BCAT has been one of the underwhelming investments I have made within this portfolio. I added another share to continue dollar-cost averaging into the position. As of the close on 4/8/22, BCAT seems undervalued as its market price closed at $16.40 with a NAV of $19.13, creating a -14.27% premium discount. I plan to buy another share or two over the next several months as I feel BCAT will turn around.

BRMK operates as a commercial real estate finance company in the United States. It engages in underwriting, funding, servicing, and managing a portfolio of short-term trust loans to fund the construction and development or investment in residential or commercial properties. I have been significantly down on this position, and with its yield exceeding 10%, I added another share. BRMK is now 1 of 3 companies in the Dividend Harvesting portfolio that produces an additional share annually from its dividends.

Week 59 Gameplan

In week 59 I plan on adding the InfraCap MLP ETF (AMZA) to the Dividend Harvesting portfolio.
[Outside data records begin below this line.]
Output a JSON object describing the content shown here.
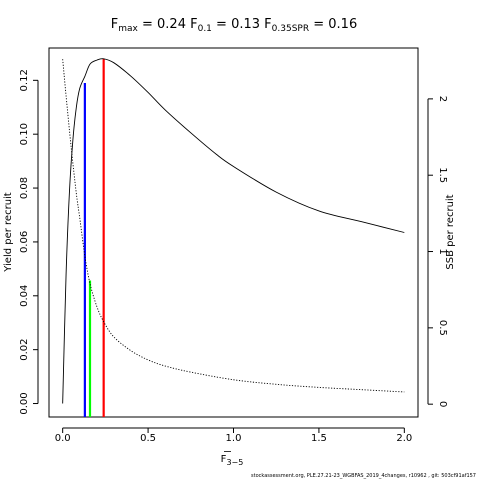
{
  "chart_data": {
    "type": "line",
    "title": {
      "fmax_sub": "max",
      "fmax_value": "0.24",
      "f01_sub": "0.1",
      "f01_value": "0.13",
      "fspr_sub": "0.35SPR",
      "fspr_value": "0.16"
    },
    "xlabel_base": "F",
    "xlabel_sub": "3−5",
    "ylabel": "Yield per recruit",
    "y2label": "SSB per recruit",
    "xlim": [
      -0.08,
      2.08
    ],
    "ylim": [
      -0.005,
      0.132
    ],
    "y2lim": [
      -0.084,
      2.3333
    ],
    "x_ticks": [
      "0.0",
      "0.5",
      "1.0",
      "1.5",
      "2.0"
    ],
    "y_ticks": [
      "0.00",
      "0.02",
      "0.04",
      "0.06",
      "0.08",
      "0.10",
      "0.12"
    ],
    "y2_ticks": [
      "0",
      "0.5",
      "1",
      "1.5",
      "2"
    ],
    "series": [
      {
        "role": "yield",
        "style": "solid",
        "x": [
          0.0,
          0.02,
          0.04,
          0.06,
          0.08,
          0.1,
          0.13,
          0.16,
          0.2,
          0.24,
          0.3,
          0.4,
          0.5,
          0.6,
          0.75,
          0.9,
          1.0,
          1.25,
          1.5,
          1.75,
          2.0
        ],
        "y": [
          0.0,
          0.048,
          0.079,
          0.098,
          0.11,
          0.117,
          0.1215,
          0.126,
          0.1275,
          0.128,
          0.1265,
          0.1215,
          0.1155,
          0.109,
          0.1005,
          0.0925,
          0.088,
          0.0785,
          0.0715,
          0.0675,
          0.0635
        ]
      },
      {
        "role": "ssb",
        "style": "dotted",
        "x": [
          0.0,
          0.02,
          0.05,
          0.08,
          0.1,
          0.13,
          0.16,
          0.2,
          0.24,
          0.3,
          0.4,
          0.5,
          0.6,
          0.75,
          1.0,
          1.25,
          1.5,
          1.75,
          2.0
        ],
        "y": [
          2.26,
          2.02,
          1.68,
          1.38,
          1.22,
          0.97,
          0.79,
          0.64,
          0.54,
          0.44,
          0.35,
          0.29,
          0.25,
          0.21,
          0.16,
          0.13,
          0.11,
          0.095,
          0.08
        ]
      }
    ],
    "reference_lines": [
      {
        "name": "F0.1",
        "x": 0.13,
        "y_top": 0.119,
        "axis": "yield",
        "color": "#0000ff"
      },
      {
        "name": "Fmax",
        "x": 0.24,
        "y_top": 0.128,
        "axis": "yield",
        "color": "#ff0000"
      },
      {
        "name": "F0.35SPR",
        "x": 0.16,
        "y_top": 0.81,
        "axis": "ssb",
        "color": "#00ff00"
      }
    ]
  },
  "footer": "stockassessment.org, PLE.27.21-23_WGBFAS_2019_4changes, r10962 , git: 503cf91af157"
}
I am probably also going to add a share of the Virtus InfraCap U.S. Preferred Stock ETF (PFFA), and maybe another share of C or Intel Corp (INTC). We will see what happens.

Conclusion

Week 60 is around the corner, and I will be investing in positions recommended by the readers of this series. There have already been some great suggestions, so keep them coming, and let’s see where we end up.

Thank you to everyone who continues to read this series. Creating a passive income fund isn’t an investment approach that everyone believes in, but it’s one of my investment cornerstones. I have a comprehensive investment approach where I invest in growth companies, value companies, and dividend companies/funds. I also utilize an indexing approach with funds for my retirement accounts. Income generation is just one aspect that I focus on when planning for the future. The passive income I’m generating will act as additional income in retirement. I look at this as a Barbell approach because I utilize several aspects of investing in my overall approach.